The use of VoIP phone systems has surged due to COVID-19: several internet service providers have reported an increase in VoIP usage of between 44 to 88 per cent.
The bad news, however, is that attempts to hack VoIP phone systems have increased as well: data from RedShift Network shows that enterprise customers experience at least 40,000 different VoIP/SIP attacks on any given day.
If you don’t have strong VoIP security, your IP telephony system might be compromised.
Protecting your VoIP phone system
You can secure your VoIP system by:
- Enabling your VoIP’s anti-hacking feature (3CX has a built-in anti-hacking feature).
- Fraud Monitoring – Flip Connect includes Call Activity Monitoring, Geographic Blocking, Call Cost Caps with all 3CX hosted packages.
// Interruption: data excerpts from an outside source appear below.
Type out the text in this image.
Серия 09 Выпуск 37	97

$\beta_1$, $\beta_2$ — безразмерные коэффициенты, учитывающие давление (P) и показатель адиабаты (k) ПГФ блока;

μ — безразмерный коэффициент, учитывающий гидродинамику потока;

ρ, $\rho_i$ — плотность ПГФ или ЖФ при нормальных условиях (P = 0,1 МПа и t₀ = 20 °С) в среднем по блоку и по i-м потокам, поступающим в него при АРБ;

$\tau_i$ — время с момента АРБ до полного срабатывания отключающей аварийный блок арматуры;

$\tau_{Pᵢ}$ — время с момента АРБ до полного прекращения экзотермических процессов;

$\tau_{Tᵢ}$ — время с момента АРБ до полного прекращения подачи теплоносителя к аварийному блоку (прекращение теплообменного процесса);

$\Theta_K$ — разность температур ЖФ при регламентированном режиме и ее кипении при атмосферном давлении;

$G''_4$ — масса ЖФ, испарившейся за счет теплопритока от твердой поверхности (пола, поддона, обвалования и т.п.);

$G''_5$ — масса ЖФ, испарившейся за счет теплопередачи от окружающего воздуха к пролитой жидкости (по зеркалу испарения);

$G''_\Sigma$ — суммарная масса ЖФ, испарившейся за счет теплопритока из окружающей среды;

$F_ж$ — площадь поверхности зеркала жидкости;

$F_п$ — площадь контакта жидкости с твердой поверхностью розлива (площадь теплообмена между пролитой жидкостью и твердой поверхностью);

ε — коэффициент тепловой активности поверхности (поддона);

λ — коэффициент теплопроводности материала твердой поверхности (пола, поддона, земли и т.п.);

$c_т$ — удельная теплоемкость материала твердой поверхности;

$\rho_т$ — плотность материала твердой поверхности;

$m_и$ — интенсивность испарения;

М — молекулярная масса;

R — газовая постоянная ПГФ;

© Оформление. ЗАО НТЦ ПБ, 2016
- Use strong and secure passwords for both your IP phones and administrative interface.
- Use a firewall to restrict traffic from non-trusted networks.
- Harden the operating system to prevent unnecessary services.
- Upgrade OS and VoIP phone firmware regularly (3CX’s makes this easy with its firmware upgrade feature).
How to ensure your data is secure
The National Cyber Security Centre (NCSC) supports UK companies with all aspects of cybersecurity and issues practical guidance that will help keep your systems safe. Over the past few months, the NCSC has updated its advice to include security for home and mobile working. It has also developed a free toolkit - Exercise in a Box - that helps businesses test their cybersecurity through role-playing exercises. NCSC has produced a number of these toolkits, but the latest concentrates on situations that may arise as a result of home and remote working.
Other security controls must be put in place to protect your system from the risks of mobile and remote working, including staff training and education. Your staff need to understand what their responsibilities are in this respect. And you must also have procedures in place for reporting breaches and issues.